Wrong. The Rev. Armando Guzmán, the chaplain at Archbishop Murphy High School in south Everett, can attest to that.
He plays guitar in a rock band called Bob and banjo in a bluegrass band, The Priest and the Publicans. He’s sold waist-high drawings and paintings of popes, Mother Teresa and Pablo Picasso for hundreds of dollars. For five years, he’s been building an art studio addition to his Shoreline home – with his own hands.
And though he enjoys his job as a priest, Guzmán relies on his side life as an artist and musician.
“I need art and music because that recharges me,” he said.
Guzmán started his first band in the late 1980s, shortly after he’d been ordained and assigned to a parish in Olympia.
“I went to this parish picnic. It was really dull,” he said. “I said, ‘We need some music or something’ and they said, ‘We can’t afford that.’”
So Guzmán started rounding up musicians at the church for a band of his own. He discovered his drummer while making a counseling house call.
“(He) was considered legally blind,” Guzmán said. “I went over there and there was a huge drum set. I asked the stupid question, ‘Do you play drums?’”
Thus the “Bland Band” was formed. The title aimed to keep audience expectations low, Guzmán said.
It was the first in a long string of bands Guzmán has performed with over the years. He’s had to move a lot, as priests are frequently transferred from parish to parish.
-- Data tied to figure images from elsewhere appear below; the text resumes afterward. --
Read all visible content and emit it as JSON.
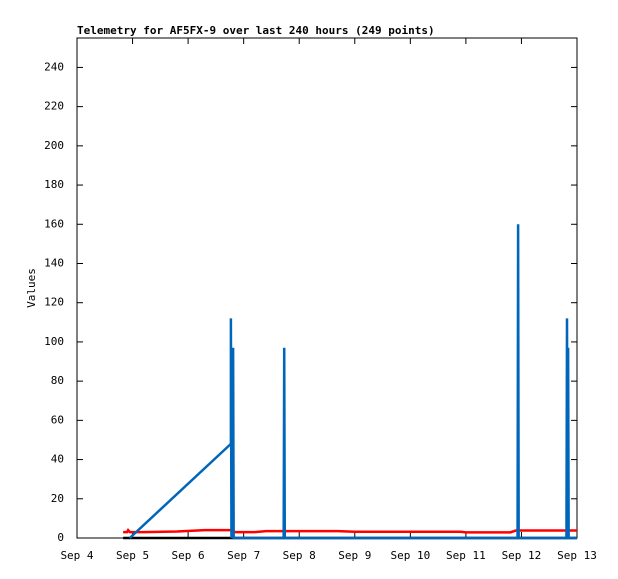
{
  "chart_data": {
    "type": "line",
    "title": "Telemetry for AF5FX-9 over last 240 hours (249 points)",
    "y_label": "Values",
    "xlim": [
      0,
      9
    ],
    "ylim": [
      0,
      255
    ],
    "xticks": [
      {
        "value": 0,
        "label": "Sep 4"
      },
      {
        "value": 1,
        "label": "Sep 5"
      },
      {
        "value": 2,
        "label": "Sep 6"
      },
      {
        "value": 3,
        "label": "Sep 7"
      },
      {
        "value": 4,
        "label": "Sep 8"
      },
      {
        "value": 5,
        "label": "Sep 9"
      },
      {
        "value": 6,
        "label": "Sep 10"
      },
      {
        "value": 7,
        "label": "Sep 11"
      },
      {
        "value": 8,
        "label": "Sep 12"
      },
      {
        "value": 9,
        "label": "Sep 13"
      }
    ],
    "yticks": [
      0,
      20,
      40,
      60,
      80,
      100,
      120,
      140,
      160,
      180,
      200,
      220,
      240
    ],
    "series": [
      {
        "color": "#ff0000",
        "x": [
          0.83,
          0.9,
          0.92,
          0.95,
          1.2,
          1.8,
          2.3,
          2.78,
          2.85,
          3.2,
          3.4,
          4.0,
          4.7,
          5.0,
          6.0,
          6.9,
          7.0,
          7.8,
          7.9,
          8.6,
          9.0
        ],
        "values": [
          3,
          3,
          4,
          3,
          3,
          3.3,
          4,
          4,
          3,
          3,
          3.5,
          3.5,
          3.5,
          3.2,
          3.2,
          3.2,
          2.9,
          2.9,
          3.8,
          3.8,
          3.8
        ]
      },
      {
        "color": "#000000",
        "x": [
          0.83,
          9.0
        ],
        "values": [
          0,
          0
        ]
      },
      {
        "color": "#0066bb",
        "x": [
          0.95,
          2.77,
          2.77,
          2.78,
          2.81,
          2.82,
          3.72,
          3.73,
          3.74,
          7.93,
          7.94,
          7.95,
          8.81,
          8.82,
          8.83,
          8.84,
          8.85,
          9.0
        ],
        "values": [
          0,
          48,
          112,
          0,
          97,
          0,
          0,
          97,
          0,
          0,
          160,
          0,
          0,
          112,
          0,
          97,
          0,
          0
        ]
      }
    ]
  }
}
“Every time I move, I have to start a new group,” he said.
The Bland Band was followed by the Blandeleros, the DieHards, the Jalapenos and now Bob.
Guzmán’s bluegrass band, The Priest and the Publicans, will perform at the Northwest Folklife festival in Seattle later this month. He performs in his priests’ garb, a black button down shirt with a white collar.
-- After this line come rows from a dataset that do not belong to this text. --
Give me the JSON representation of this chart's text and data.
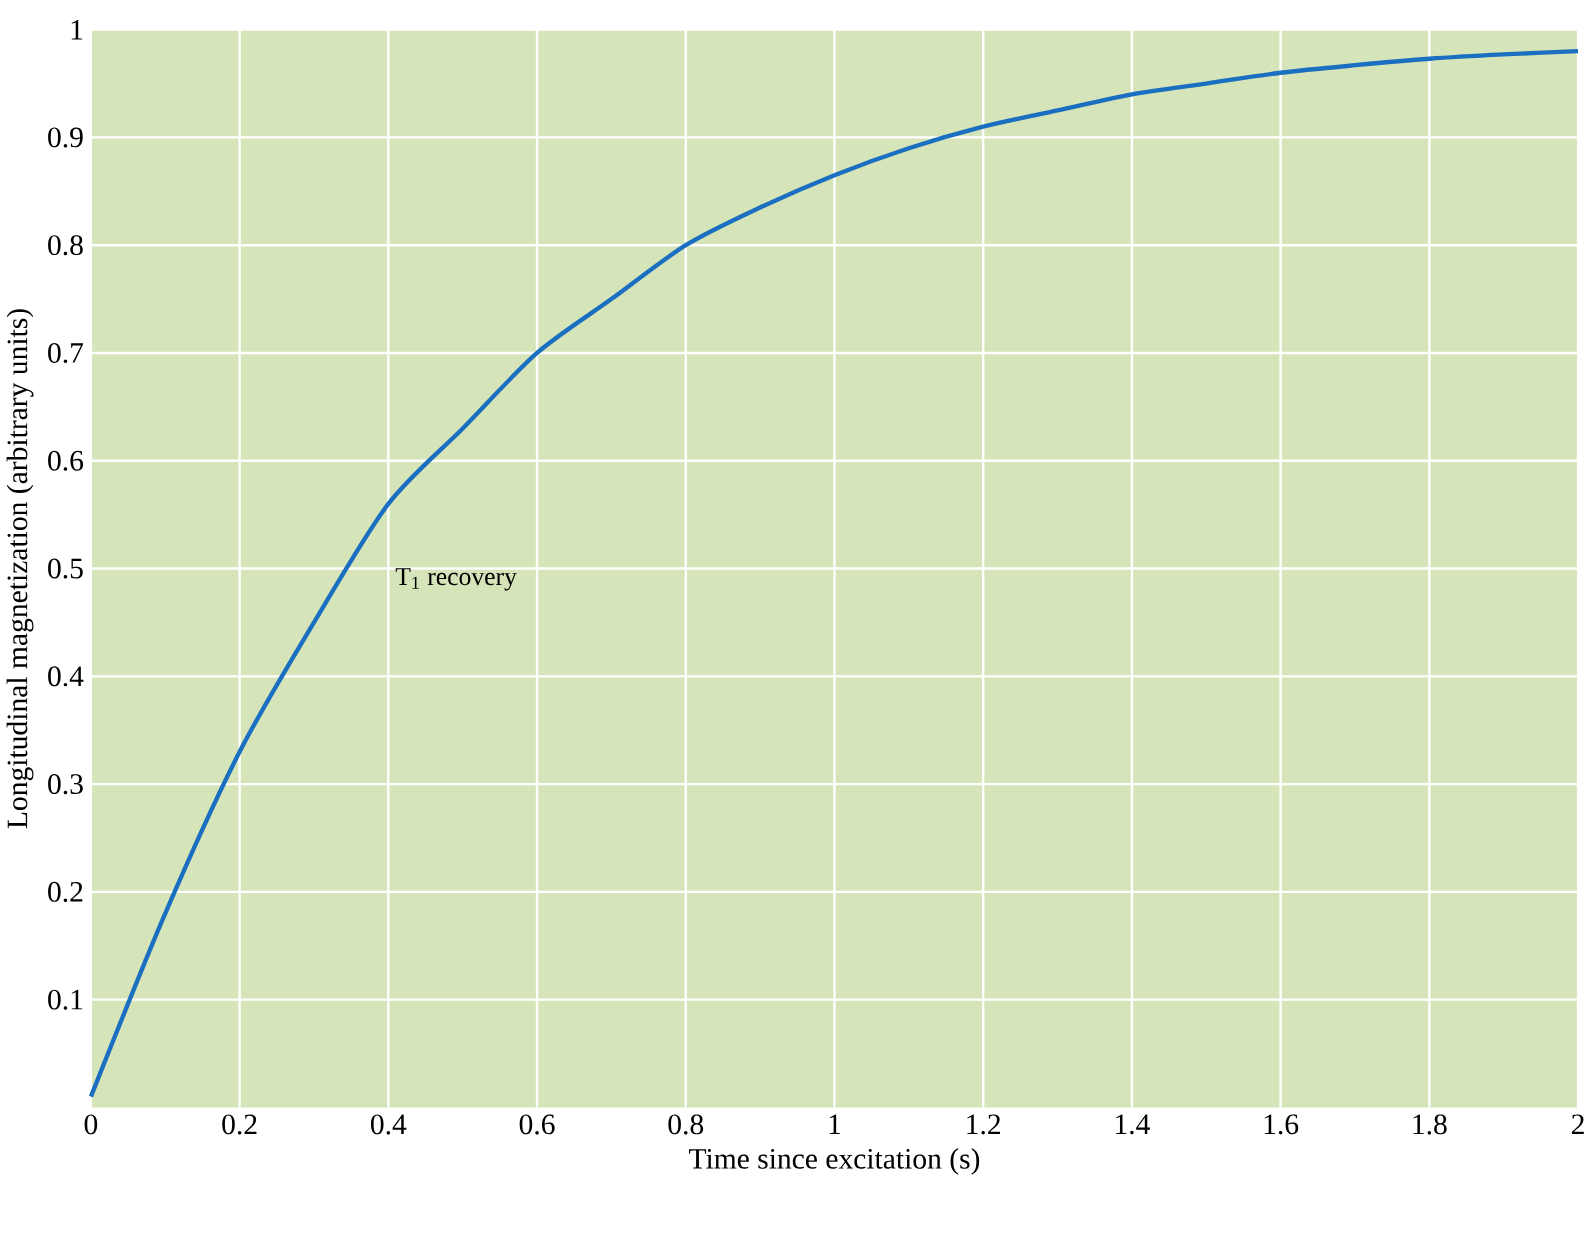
{
  "chart_data": {
    "type": "line",
    "xlabel": "Time since excitation (s)",
    "ylabel": "Longitudinal magnetization (arbitrary units)",
    "x": [
      0,
      0.1,
      0.2,
      0.3,
      0.4,
      0.5,
      0.6,
      0.7,
      0.8,
      0.9,
      1,
      1.1,
      1.2,
      1.3,
      1.4,
      1.5,
      1.6,
      1.7,
      1.8,
      1.9,
      2
    ],
    "series": [
      {
        "color": "#1a6fc0",
        "values": [
          0.01,
          0.18,
          0.33,
          0.45,
          0.56,
          0.63,
          0.7,
          0.75,
          0.8,
          0.835,
          0.865,
          0.89,
          0.91,
          0.925,
          0.94,
          0.95,
          0.96,
          0.967,
          0.973,
          0.977,
          0.98
        ]
      }
    ],
    "annotations": [
      "T$_{1}$ recovery"
    ],
    "xlim": [
      0,
      2
    ],
    "ylim": [
      0,
      1
    ],
    "xticks": [
      0,
      0.2,
      0.4,
      0.6,
      0.8,
      1,
      1.2,
      1.4,
      1.6,
      1.8,
      2
    ],
    "yticks": [
      0.1,
      0.2,
      0.3,
      0.4,
      0.5,
      0.6,
      0.7,
      0.8,
      0.9,
      1
    ],
    "grid": true,
    "marker": "none",
    "line_style": "solid"
  }
}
“(The rest of the band) wanted to dress like altar servers but I said no,” Guzmán explained.
He practices music an hour or two every day, and his instrumental range is broad.
“I’ve publicly played 10 different instruments without embarrassing myself,” he said. “Guitar, banjo, mandolin, piano, recorder, Native American flute, harmonica, electric bass and accordion.” He also plays the penny whistle.
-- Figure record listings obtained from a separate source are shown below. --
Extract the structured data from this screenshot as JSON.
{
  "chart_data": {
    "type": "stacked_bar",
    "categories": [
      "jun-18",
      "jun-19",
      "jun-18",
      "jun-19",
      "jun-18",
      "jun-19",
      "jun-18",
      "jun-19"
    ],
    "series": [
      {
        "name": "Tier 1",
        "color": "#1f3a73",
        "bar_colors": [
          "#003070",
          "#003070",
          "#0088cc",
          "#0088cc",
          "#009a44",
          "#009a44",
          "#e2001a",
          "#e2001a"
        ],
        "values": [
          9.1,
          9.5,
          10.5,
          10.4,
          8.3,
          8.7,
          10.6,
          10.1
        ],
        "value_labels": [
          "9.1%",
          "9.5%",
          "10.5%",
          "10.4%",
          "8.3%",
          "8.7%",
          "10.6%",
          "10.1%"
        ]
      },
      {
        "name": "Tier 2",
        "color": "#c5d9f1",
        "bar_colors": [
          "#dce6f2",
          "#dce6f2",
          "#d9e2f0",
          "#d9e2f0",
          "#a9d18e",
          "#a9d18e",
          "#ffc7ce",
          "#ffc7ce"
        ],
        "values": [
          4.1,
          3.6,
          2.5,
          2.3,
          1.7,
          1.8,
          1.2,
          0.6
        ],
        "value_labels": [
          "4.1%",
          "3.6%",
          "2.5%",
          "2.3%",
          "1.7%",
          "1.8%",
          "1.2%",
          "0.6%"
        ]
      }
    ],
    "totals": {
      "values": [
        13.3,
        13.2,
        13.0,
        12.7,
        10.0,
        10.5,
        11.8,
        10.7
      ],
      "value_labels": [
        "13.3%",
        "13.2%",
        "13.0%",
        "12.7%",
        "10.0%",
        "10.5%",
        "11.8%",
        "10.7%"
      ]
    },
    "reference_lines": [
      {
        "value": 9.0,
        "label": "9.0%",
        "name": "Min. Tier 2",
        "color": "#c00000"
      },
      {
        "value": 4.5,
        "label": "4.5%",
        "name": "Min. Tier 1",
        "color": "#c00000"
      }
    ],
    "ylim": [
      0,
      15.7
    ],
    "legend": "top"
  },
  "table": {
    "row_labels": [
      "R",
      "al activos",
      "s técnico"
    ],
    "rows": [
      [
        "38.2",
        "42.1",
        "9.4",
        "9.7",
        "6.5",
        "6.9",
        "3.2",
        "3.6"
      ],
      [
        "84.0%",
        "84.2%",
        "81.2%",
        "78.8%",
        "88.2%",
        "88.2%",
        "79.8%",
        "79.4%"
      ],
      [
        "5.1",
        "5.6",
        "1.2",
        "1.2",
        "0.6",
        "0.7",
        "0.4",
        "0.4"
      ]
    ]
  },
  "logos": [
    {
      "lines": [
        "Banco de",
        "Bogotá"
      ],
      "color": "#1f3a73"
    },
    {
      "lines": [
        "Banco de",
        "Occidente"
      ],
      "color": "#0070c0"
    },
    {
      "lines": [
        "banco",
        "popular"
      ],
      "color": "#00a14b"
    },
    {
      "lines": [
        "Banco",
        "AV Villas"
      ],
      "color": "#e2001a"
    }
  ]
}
Art is another talent, one that Guzmán has only picked up again recently. His Web site, www.armandoarts.com, displays the drawings and paintings of artists, musicians and religious figures he’s done over the years.
When Pope John Paul II died in April 2005, Guzmán, who was working at St. Mary Magdalene parish in Everett, found his talents in demand.
“Whenever a pope dies, you’re supposed to have a large picture of the pope with a shroud and have a mass remembering him,” Guzmán said. “We looked around and said, ‘We don’t have a big drawing.’”
So he set to work and did a three-foot high ink drawing of the pope.
“People were stunned because they didn’t know I do art,” Guzmán said. “People said, ‘You should produce (cards) and run them off.”
He went to Kinko’s and ran off small cards of the drawing, selling them for 25 cents apiece at the church.
He made $700.
“People would give me $20 for four,” he said.
Guzmán also has sold his work at auctions.
An art major in college, he worried that after he started work as a priest, he’d have no time for art. At first, he didn’t.
“I had all these requests, and just doing priest stuff I almost had a nervous breakdown,” he said. “I stopped doing art.”
Now he tries to blend his job and his artistic interests. He spends two days a week at Archbishop Murphy, holding masses, hearing student confessions and doing counseling.
But he also teaches an informal guitar class at the school on Wednesdays and the occasional art class. He’s performed with his bands at cast parties after school plays, though he has yet to play in front of the whole school.
Still, not many students know about his side life, he said.
“I want to do more art and put it up at school,” he said. “I want to start an art club and a guitar club.”
In addition to his work as chaplain, Guzmán works a few days a week as part of a regional ministry team that serves Skagit County parishes.
On his days off, he’s at home in Shoreline, building an addition to his house: an art and music studio. The studio, which Guzmán has been building for five years from scratch, has grown larger than the house itself.
“I learn a lot from the guys at Home Depot,” Guzmán said.
He’d eventually like to retire and work on his art more fully. That’s at least a decade away, but even part-time, his art still enriches his life.
“Art is about seeing,” he said. “The more you get into art, the more you see — more than other people do.”
Music has the same enhancing effect, he said.
“I just noticed a poster in the (school’s) music room that says, ‘The more you know music, the more you get out of life,’” Guzmán said. “Musicians hear more. It enriches your soul.”